On Sunday, news broke that the team had qualified for the Winter Olympics for the first time since 2002. The two-man sled will be piloted by Winston Watt, a 46-year-old Jamaican-American who also competed in 2002, with Marvin Dixon as the brakeman.
However, Watt revealed that, even after putting his own money up to fly the team to his training session, there was not enough money to send the two to Russia. As a result, he turned to donations, launching a PayPal account to pay for the estimated US$40,000.
The Jamaican bobsled team achieved international fame after qualifying for the 1988 Winter Olympics with a team of four men who had very little experience in the sport. That fame was boosted with the release of Cool Runnings in 1993, a loosely fictionalized account of their trials. The film remains a cult hit, and fans spread word of Watt’s plight.
One of them was Liam Butler, who runs the dogecoin foundation along with the currency’s initial creators Jackson Palmer and Billy Markus. Dogecoin is a crypto-currency, based on a combination of bitcoin, the popular digital money, and “doge,” the Internet meme that superimposes broken English written in Comic Sans onto pictures of shiba inu.

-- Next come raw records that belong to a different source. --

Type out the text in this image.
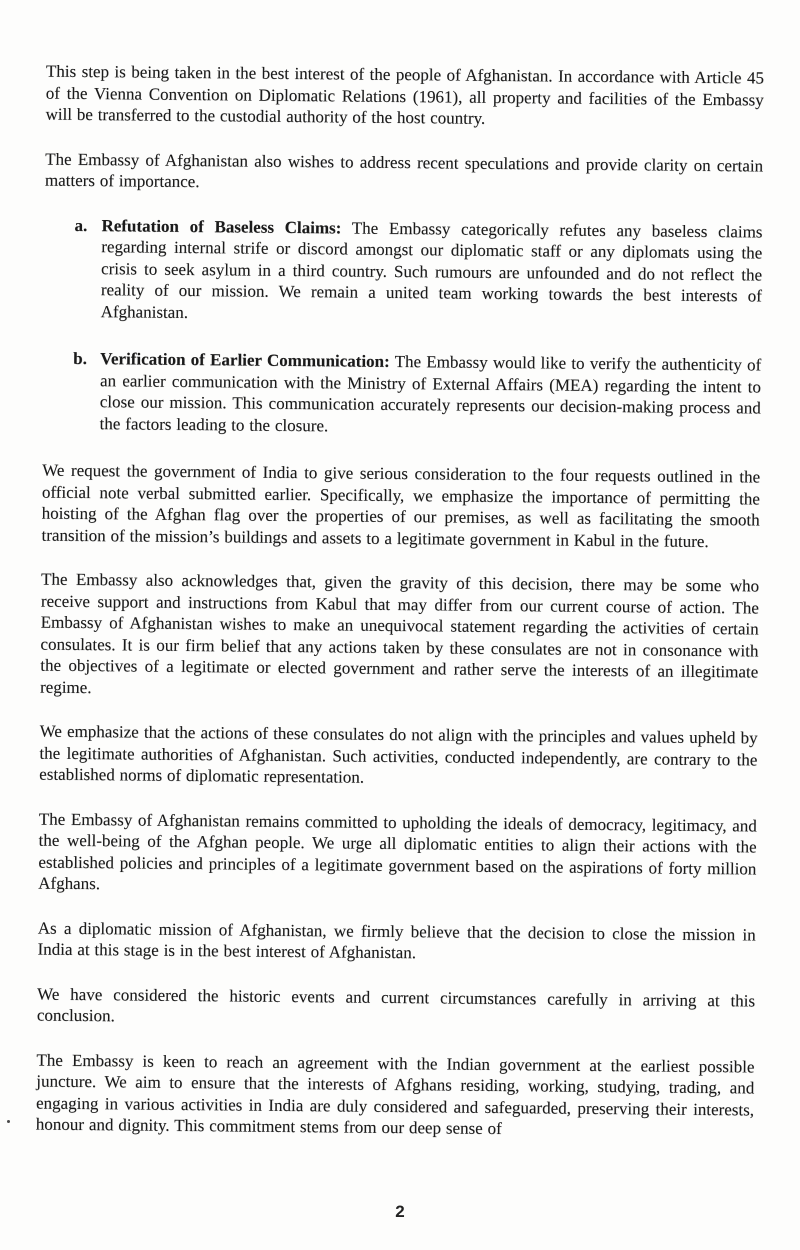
This step is being taken in the best interest of the people of Afghanistan. In accordance with Article 45 of the Vienna Convention on Diplomatic Relations (1961), all property and facilities of the Embassy will be transferred to the custodial authority of the host country.

The Embassy of Afghanistan also wishes to address recent speculations and provide clarity on certain matters of importance.

a. Refutation of Baseless Claims: The Embassy categorically refutes any baseless claims regarding internal strife or discord amongst our diplomatic staff or any diplomats using the crisis to seek asylum in a third country. Such rumours are unfounded and do not reflect the reality of our mission. We remain a united team working towards the best interests of Afghanistan.

b. Verification of Earlier Communication: The Embassy would like to verify the authenticity of an earlier communication with the Ministry of External Affairs (MEA) regarding the intent to close our mission. This communication accurately represents our decision-making process and the factors leading to the closure.

We request the government of India to give serious consideration to the four requests outlined in the official note verbal submitted earlier. Specifically, we emphasize the importance of permitting the hoisting of the Afghan flag over the properties of our premises, as well as facilitating the smooth transition of the mission’s buildings and assets to a legitimate government in Kabul in the future.

The Embassy also acknowledges that, given the gravity of this decision, there may be some who receive support and instructions from Kabul that may differ from our current course of action. The Embassy of Afghanistan wishes to make an unequivocal statement regarding the activities of certain consulates. It is our firm belief that any actions taken by these consulates are not in consonance with the objectives of a legitimate or elected government and rather serve the interests of an illegitimate regime.

We emphasize that the actions of these consulates do not align with the principles and values upheld by the legitimate authorities of Afghanistan. Such activities, conducted independently, are contrary to the established norms of diplomatic representation.

The Embassy of Afghanistan remains committed to upholding the ideals of democracy, legitimacy, and the well-being of the Afghan people. We urge all diplomatic entities to align their actions with the established policies and principles of a legitimate government based on the aspirations of forty million Afghans.

As a diplomatic mission of Afghanistan, we firmly believe that the decision to close the mission in India at this stage is in the best interest of Afghanistan.

We have considered the historic events and current circumstances carefully in arriving at this conclusion.

The Embassy is keen to reach an agreement with the Indian government at the earliest possible juncture. We aim to ensure that the interests of Afghans residing, working, studying, trading, and engaging in various activities in India are duly considered and safeguarded, preserving their interests, honour and dignity. This commitment stems from our deep sense of

2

“As someone who grew up in the 90s, Cool Runnings was the ultimate feel-good movie about underdogs ... achieving their dreams,” Butler said.
On Monday in Sydney, where he lives, Butler launched Dogesled, aiming to raise some of the money required to send Watt and Dixon to Sochi.
“We started without a concrete plan in mind,” Butler said. “I sent a few e-mails out ... but that was the extent of it.”
However, within a few hours the fundraiser had collected just over 26 million dogecoins. So many people had been donating that they seemed to raise the price of the currency itself — in 12 hours, the dogecoin to bitcoin exchange rate rose by 50 percent.
At the exchange rate Butler secured, he has US$25,000 ready to send to the team, and the donations continue to flood in.